第十話①
「はいお兄さん、これ上げる! とっても似合ってるよ!」
「そうか……君は優しいな」
曇り空の下、太陽のような笑顔を向ける小さな少女に手作りの花冠を頭に被せてもらった。
綺麗に編み込まれているのもそうだが、どれも枯れていない綺麗なものばかりを選んで作ってくれたみたいで、軽く花の香りが辺りを包み込む。
俺の姿を見ても、嫌悪感を抱かずにこうして接してくれるのだから、素直に感謝しなければならない。

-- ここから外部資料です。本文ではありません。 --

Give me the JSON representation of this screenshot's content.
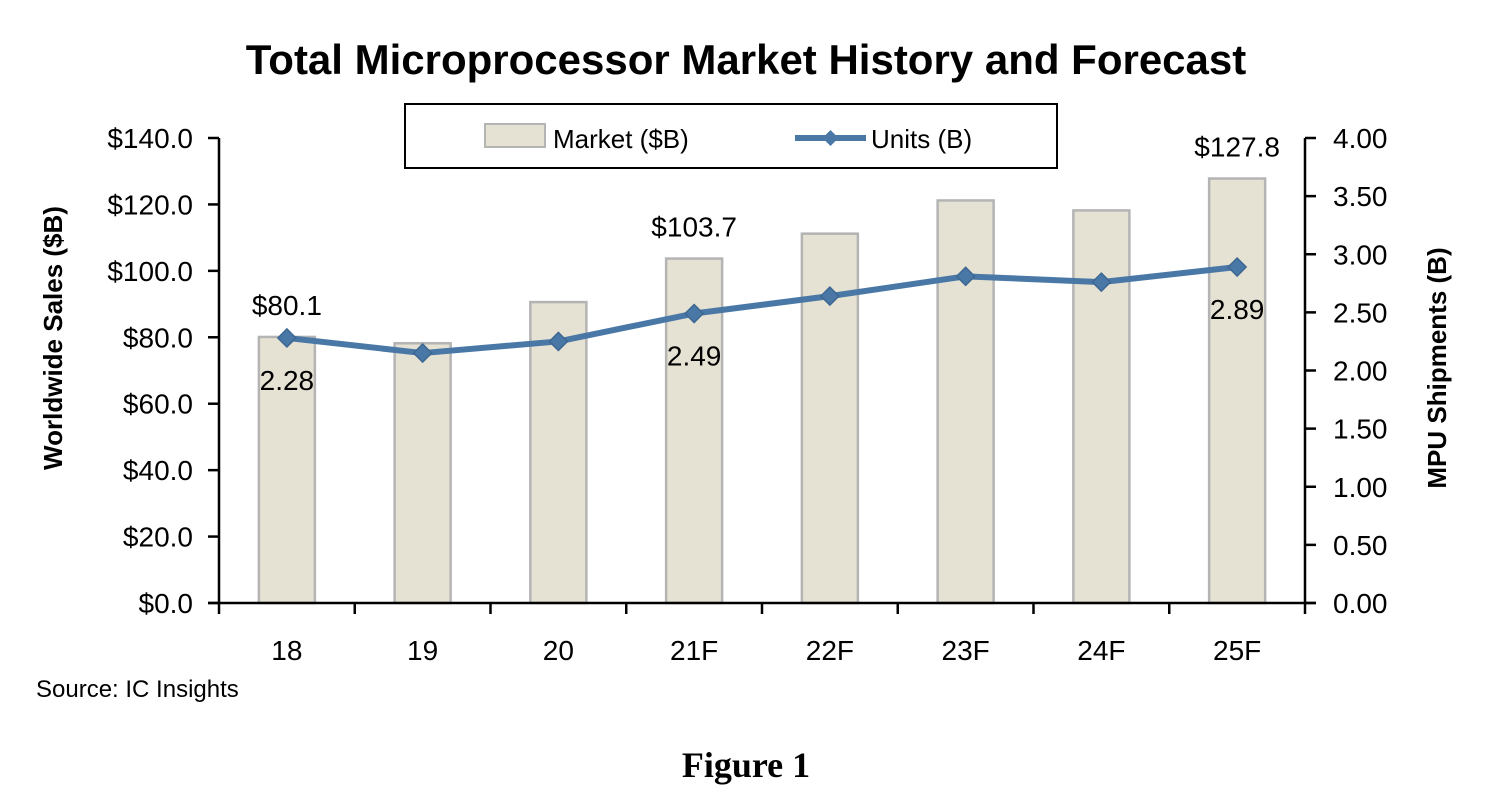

「何かお礼をしなくてはならないな。何か欲しいものはあるか?」
「ううん。私は何もいらないよ!」
愛も変わらずに、少女は眩しい程の笑顔を向けた。
雨が降り始めても尚、その笑顔を絶やしてはならないと少女に思わせるこの環境に、俺は嫌悪感に近い怒りを感じていたのだ。
――
冒険を始めて早くも1ヶ月が経過しようとしていた。
塔の形になっているダンジョンでの依頼を完了した事が、少し昔のことのように感じる。
あれから俺は、ただひたすらに魔獣の出るとされている洞窟や森林、そして小ぶりのダンジョンに挑戦していた。

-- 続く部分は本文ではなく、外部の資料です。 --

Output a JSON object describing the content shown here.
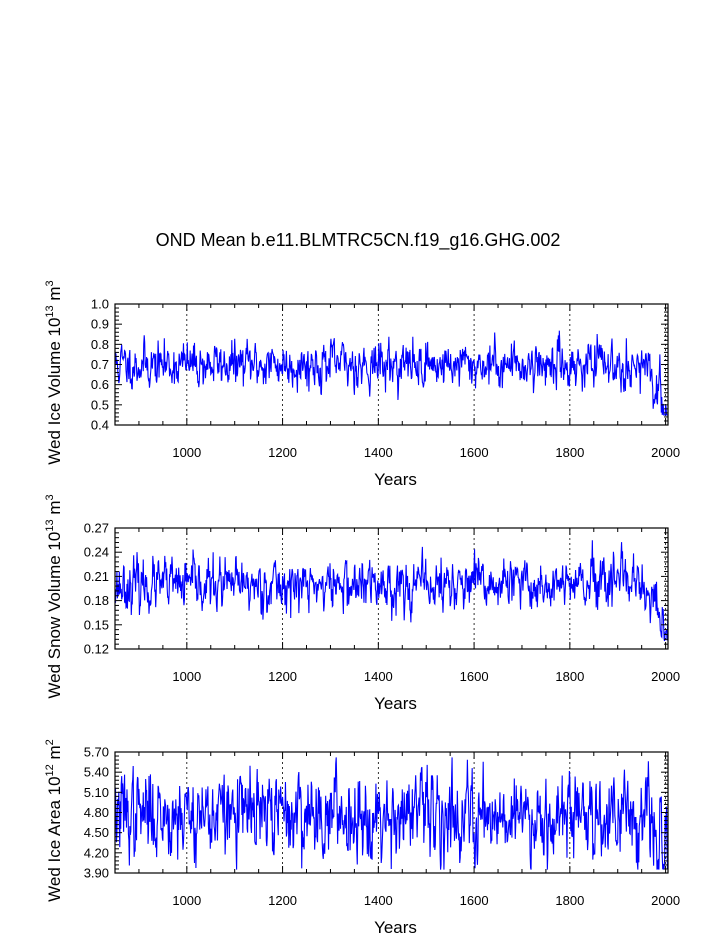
{
  "chart_data": {
    "title": "OND Mean b.e11.BLMTRC5CN.f19_g16.GHG.002",
    "panels": [
      {
        "type": "line",
        "series": [
          {
            "name": "Wed Ice Volume",
            "color": "#0000ff",
            "start_year": 850,
            "end_year": 2005,
            "mean": 0.7,
            "std": 0.05,
            "trend_end": 0.45,
            "min": 0.45,
            "max": 0.91
          }
        ],
        "ylabel_base": "Wed Ice Volume 10",
        "ylabel_exp": "13",
        "ylabel_unit": " m",
        "ylabel_unit_exp": "3",
        "xlabel": "Years",
        "xlim": [
          850,
          2005
        ],
        "ylim": [
          0.4,
          1.0
        ],
        "yticks": [
          0.4,
          0.5,
          0.6,
          0.7,
          0.8,
          0.9,
          1.0
        ],
        "ytick_labels": [
          "0.4",
          "0.5",
          "0.6",
          "0.7",
          "0.8",
          "0.9",
          "1.0"
        ],
        "xticks": [
          1000,
          1200,
          1400,
          1600,
          1800,
          2000
        ],
        "xtick_labels": [
          "1000",
          "1200",
          "1400",
          "1600",
          "1800",
          "2000"
        ],
        "grid_x": true
      },
      {
        "type": "line",
        "series": [
          {
            "name": "Wed Snow Volume",
            "color": "#0000ff",
            "start_year": 850,
            "end_year": 2005,
            "mean": 0.199,
            "std": 0.014,
            "trend_end": 0.135,
            "min": 0.13,
            "max": 0.266
          }
        ],
        "ylabel_base": "Wed Snow Volume 10",
        "ylabel_exp": "13",
        "ylabel_unit": " m",
        "ylabel_unit_exp": "3",
        "xlabel": "Years",
        "xlim": [
          850,
          2005
        ],
        "ylim": [
          0.12,
          0.27
        ],
        "yticks": [
          0.12,
          0.15,
          0.18,
          0.21,
          0.24,
          0.27
        ],
        "ytick_labels": [
          "0.12",
          "0.15",
          "0.18",
          "0.21",
          "0.24",
          "0.27"
        ],
        "xticks": [
          1000,
          1200,
          1400,
          1600,
          1800,
          2000
        ],
        "xtick_labels": [
          "1000",
          "1200",
          "1400",
          "1600",
          "1800",
          "2000"
        ],
        "grid_x": true
      },
      {
        "type": "line",
        "series": [
          {
            "name": "Wed Ice Area",
            "color": "#0000ff",
            "start_year": 850,
            "end_year": 2005,
            "mean": 4.78,
            "std": 0.28,
            "trend_end": 4.15,
            "min": 3.95,
            "max": 5.62
          }
        ],
        "ylabel_base": "Wed Ice Area 10",
        "ylabel_exp": "12",
        "ylabel_unit": " m",
        "ylabel_unit_exp": "2",
        "xlabel": "Years",
        "xlim": [
          850,
          2005
        ],
        "ylim": [
          3.9,
          5.7
        ],
        "yticks": [
          3.9,
          4.2,
          4.5,
          4.8,
          5.1,
          5.4,
          5.7
        ],
        "ytick_labels": [
          "3.90",
          "4.20",
          "4.50",
          "4.80",
          "5.10",
          "5.40",
          "5.70"
        ],
        "xticks": [
          1000,
          1200,
          1400,
          1600,
          1800,
          2000
        ],
        "xtick_labels": [
          "1000",
          "1200",
          "1400",
          "1600",
          "1800",
          "2000"
        ],
        "grid_x": true
      }
    ]
  }
}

自分の戦闘技術を上げる為もそうだが、何よりも前戦での戦いになれる為だ。
それらの事ばかりしていた為、依頼をこなした際に得た金を殆ど使用する事なく、暮らしていた。
食事や宿はどうしているのかといった話になるかもしれないが、それも今の俺には関係のない話だ。

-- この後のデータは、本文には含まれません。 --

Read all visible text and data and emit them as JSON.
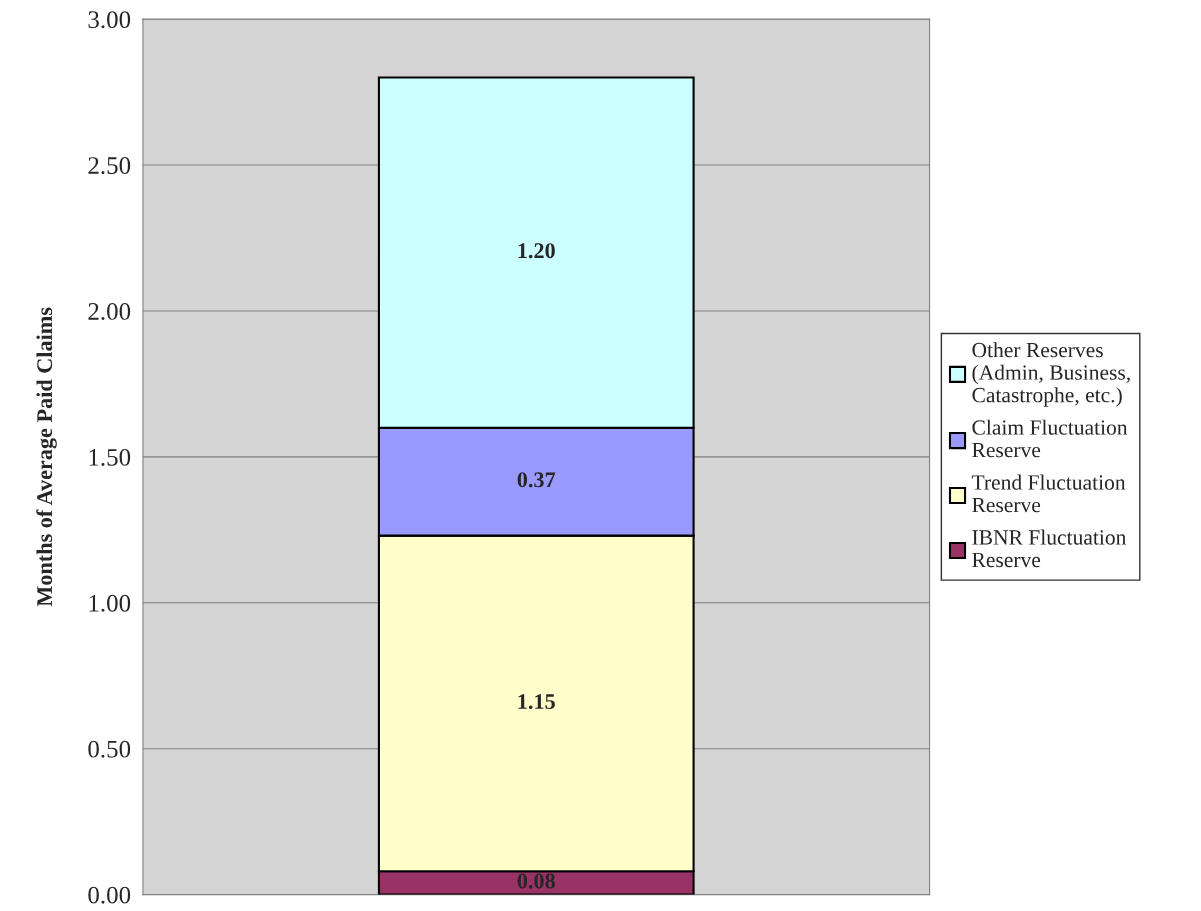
{
  "chart_data": {
    "type": "bar",
    "stacked": true,
    "ylabel": "Months of Average Paid Claims",
    "categories": [
      null
    ],
    "series": [
      {
        "name": "IBNR Fluctuation\nReserve",
        "color": "#993366",
        "values": [
          0.08
        ],
        "value_labels": [
          "0.08"
        ]
      },
      {
        "name": "Trend Fluctuation\nReserve",
        "color": "#ffffcc",
        "values": [
          1.15
        ],
        "value_labels": [
          "1.15"
        ]
      },
      {
        "name": "Claim Fluctuation\nReserve",
        "color": "#9999ff",
        "values": [
          0.37
        ],
        "value_labels": [
          "0.37"
        ]
      },
      {
        "name": "Other Reserves\n(Admin, Business,\nCatastrophe, etc.)",
        "color": "#ccffff",
        "values": [
          1.2
        ],
        "value_labels": [
          "1.20"
        ]
      }
    ],
    "ylim": [
      0,
      3
    ],
    "yticks": [
      {
        "value": 0,
        "label": "0.00"
      },
      {
        "value": 0.5,
        "label": "0.50"
      },
      {
        "value": 1,
        "label": "1.00"
      },
      {
        "value": 1.5,
        "label": "1.50"
      },
      {
        "value": 2,
        "label": "2.00"
      },
      {
        "value": 2.5,
        "label": "2.50"
      },
      {
        "value": 3,
        "label": "3.00"
      }
    ],
    "grid": "y",
    "legend": "right"
  }
}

この体になってからというもの、睡眠や食事は不要となってしまい、そう言ったもので金銭を消費する事は無くなったのだ。
とはいえ、ある程度横にはならないと人間とは掛け離れた生活リズムとなってしまい、とても1日が長く感じてしまう。
それを何とか紛らわす為、森の静かな場所で体を休めるなどは頻繁にしていた。
そして今日、俺は久しぶりに人里に足を踏み入れていた。
誰かとすれ違う事すら久しぶりで、目線を少し感じただけでも緊張してしまう。
小ぶりな村ではあるのだが、人数は少なくないのだ。
数多くの村人は、せっとせと荷物を運んだり調理を行うなど、何かの仕事を忙しなく続けていた。
だが見たところ、どうも仕事に対して後ろ向きというべきか、悲しそうに、もっと言うなれば苦しそうに作業を進めている。
勿論仕事を好き好んでやる人ばかりが社会ではない、やるしかないのだから仕方がなくやっている人間は多いだろう。
だが、村人の皆は笑顔を打ち消すような、暗い表情で作業を進めているのだ。
何か事情があるのかどうかは現段階ではわからないが、見たところ裕福な村のようには見えない為、単に生活が苦しいのかもしれない。
「おいそこの兄ちゃん、宿に困ってないかい?」
村を歩いていると突然、年老いた男性にそのように声をかけられてしまう。
栄えた街ではよくこのように宿への客引きなどが行われていたが、こんな小さな村でもあるのだなと思いながら返事を返す。
「すまないが宿に泊まるつもりはないんだ。それよりも鍛冶屋を探しているのだが、何処にあるのか教えてもらうことは出来ないか?」
眠ることのない俺は宿を必要とはしない為、申し訳ないが宿泊は断る事にした。
そして俺は今、武器のメンテナンスをしてもらいたいと思い鍛冶屋を探していた為、それが何処にあるのか、村にも詳しそうなこのご老人に問いかけてみる事にした。
「いやぁどうだったかのー……宿泊してくれれば、思い出すかもしれんのー」
何とも意地悪なご老人だ。街でも失礼な客引きはあるが、ここまで露骨なのも珍しい。教えるのが手間なら、単に断ればいいだけではないのか。
……いや、違うか。街の客引きとは訳が違うのだ。
街での客引きは、「より一層」利益を生むための行動であり、ここでは「ほんの少し」でも利益を生み出す為に客引きをしているのだろう。
この相手も、年老いているのもあるが、歯はほぼ見当たらずに黒ずんでおり、体も服を着ているのにも関わらず、肋が浮き出ている事がわかるほどに全体が痩せ細っている。
泊まる理由はないが仕方がない。
荷物を置いたりだとか、気ままに村を歩けるようになる事を考えれば、何泊かは泊まってもいいかもしれない。
そして少しでも金を落として、この村に対して貢献してやろうと思った。
意地悪な事を言ったこの相手にする行動としては、少し癪に感じるがな。